- Agave... - eu repeti devagar, para gravar o nome com cuidado. Já conhecia tequila, mas não sabia que se podia fazer outra coisa com a mesma matéria prima.
Terminei meu segundo copo em mais um gole. Mordisquei uma lasca do gengibre, enquanto servia nossa terceira dose.
- Você já imaginou sua vida, caso não fosse parar no Santuário? - eu perguntei do nada, olhando para as pessoas na rua.
Pessoas para as quais o "fim do mundo" era apenas uma expressão, e deuses não mais do que amigos imaginários coletivos.
Que não podiam erguer muito mais do que o próprio peso, e que admiravam atletas olímpicos. Cujas tragédias diárias oscilavam entre perder o último trem e procurar o amor de suas vidas.
Cada mente, um mundo,um objetivo. Nada como a unidade do santuário, o senso de coletivo e dever.
Pessoas que podiam se preocupar apenas com elas mesmas e o que estava à seu alcance. E não havia nada de errado nisso.
Hank tomou a segunda dose de bebida rapidamente, comendo mais um pouco das lascas de gengibre e logo já estava pronto para a terceira dose, que ele tomou a goles curtos.
Ele ouviu a pergunta dela e suspirou, tomando mais um gole antes de responder:
- Eu nunca pensei a respeito. Mas talvez eu fosse algum tipo de ativista que lutasse pela minha tribo. Mas não sei na verdade. E você, já pensou a respeito?
Hank olhou para ela e depois a volta, aguardando uma coisa resposta, mas ele mesmo parecia pensar no que ela tinha dito
Eu torci o canto do lábio num sorriso, sentindo o gosto do sake misturado ao ardor do gengibre.
- É engraçado imaginar você abraçando uma árvore... eu sabia que não era bem disso que ela estava falando, mas era engraçado assim mesmo.
Agora... Se eu já tinha pensado a respeito... Tomei mais um gole do sake. Sim, eu já tinha pensado. Agora... Além do santuário, o que mais não poderia ter acontecido na minha vida?
Tomei outro gole pensativo. E antes de afastar o copo da boca, virei o restante do conteúdo, servindo minha quarta dose, mesmo que Hank não tivesse terminado a dele.

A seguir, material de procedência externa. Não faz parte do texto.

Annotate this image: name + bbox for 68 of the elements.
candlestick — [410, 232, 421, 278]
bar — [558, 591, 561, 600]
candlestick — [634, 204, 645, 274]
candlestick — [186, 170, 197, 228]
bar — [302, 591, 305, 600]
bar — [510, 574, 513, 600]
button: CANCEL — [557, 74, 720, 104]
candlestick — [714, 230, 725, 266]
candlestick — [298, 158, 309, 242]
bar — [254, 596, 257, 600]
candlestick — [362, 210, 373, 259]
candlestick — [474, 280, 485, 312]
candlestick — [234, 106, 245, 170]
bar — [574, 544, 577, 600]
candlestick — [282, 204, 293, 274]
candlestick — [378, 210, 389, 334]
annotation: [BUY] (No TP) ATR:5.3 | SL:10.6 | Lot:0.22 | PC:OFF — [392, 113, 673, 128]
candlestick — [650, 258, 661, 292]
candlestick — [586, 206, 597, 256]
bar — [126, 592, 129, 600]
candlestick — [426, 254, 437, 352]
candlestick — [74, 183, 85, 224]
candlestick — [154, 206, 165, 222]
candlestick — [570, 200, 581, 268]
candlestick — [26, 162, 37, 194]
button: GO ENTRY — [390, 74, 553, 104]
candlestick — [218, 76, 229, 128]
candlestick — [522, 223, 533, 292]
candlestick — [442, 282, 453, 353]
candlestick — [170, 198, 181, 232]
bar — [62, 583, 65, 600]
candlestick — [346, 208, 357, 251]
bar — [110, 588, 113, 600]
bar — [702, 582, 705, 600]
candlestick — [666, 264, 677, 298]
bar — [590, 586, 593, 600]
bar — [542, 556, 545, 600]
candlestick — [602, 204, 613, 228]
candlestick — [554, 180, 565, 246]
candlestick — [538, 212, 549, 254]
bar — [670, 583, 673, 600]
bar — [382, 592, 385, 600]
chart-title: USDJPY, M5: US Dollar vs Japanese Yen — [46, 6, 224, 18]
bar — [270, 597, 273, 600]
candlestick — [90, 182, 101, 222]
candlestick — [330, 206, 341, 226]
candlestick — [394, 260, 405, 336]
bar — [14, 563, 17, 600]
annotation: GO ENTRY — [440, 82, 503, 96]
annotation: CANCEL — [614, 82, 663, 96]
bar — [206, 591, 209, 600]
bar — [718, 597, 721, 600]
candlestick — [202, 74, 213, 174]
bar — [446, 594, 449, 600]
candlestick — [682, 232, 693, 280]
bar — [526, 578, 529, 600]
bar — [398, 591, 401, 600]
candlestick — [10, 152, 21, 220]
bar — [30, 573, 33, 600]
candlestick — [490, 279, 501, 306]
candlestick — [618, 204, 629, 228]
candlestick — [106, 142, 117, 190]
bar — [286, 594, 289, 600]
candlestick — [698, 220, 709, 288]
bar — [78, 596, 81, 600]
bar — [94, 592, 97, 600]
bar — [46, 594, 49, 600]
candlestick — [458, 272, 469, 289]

- Então.. . Apesar de eu as vezes me perguntar isso, nunca cheguei nunca resposta muito plausível. Se minha cidade nunca tivesse sido atacada, provavelmente eu estaria hoje casada com o filho do padeiro e iniciando uma sequência de 5 filhos. - eu ri daquele futuro fantasioso. Mas peguei ar, revisando as possibilidades - Mas se a única diferença fosse o Santuário e o cosmo... acho que na melhor das hipóteses, eu seria uma criminosa. Um desses piratas do asfalto, ou uma golpista.
Tomei mais um gole um pouco maior do que deveria, considerando a quantidade que já havíamos bebido, mas eu podia confiar na minha resistência.
- Mas considerando as estatísticas e probabilidades do mundo real, se o cosmo não tivesse me mantido viva e me levado até Sunao, vamos encarar, eu estaria morta em um mês. - mesmo que de forma pouco perceptível, eu falei a última parte um pouco mais rápido do que o normal.
Cocei o nariz com as costas da mão, disfarçando o incômodo. Bom, era eu quem tinha começado o assunto, não havia sentido ficar chateada. Terminei meu saque e servi o quinto copo.
- Mas é então? Abraçador de árvores ou carreira política? eu voltei o assunto para Hank. O futuro hipotético dele parecia mais divertido Diga-me congressista Twan, qual seria sua agenda?
Hank olhou impressionado com a velocidade que a moça secava copos de saquê, se atendo a beber apenas o que lhe havia sido servido. Ele ouviu as possibilidades de futuro dela e riu divertido, ao pensar em Lygia com um avental e lenço na cabeça e disse a ela:
- Não consigo imaginar você como mãe, mas você provavelmente seria uma das boas. Talvez melhor como criminosa... - Ele permitiu um comentário mais maldoso atípico de si. Então ouviu atentamente a última parte e a consolou, acariciando as costas sua mão com a dele. E então respondeu a última pergunta, virando seu copo:
- Político provavelmente. Ativista que entrega panfletos em empresas para eles ajudarem as reservas. Coisas assim... Ele completou sorrindo.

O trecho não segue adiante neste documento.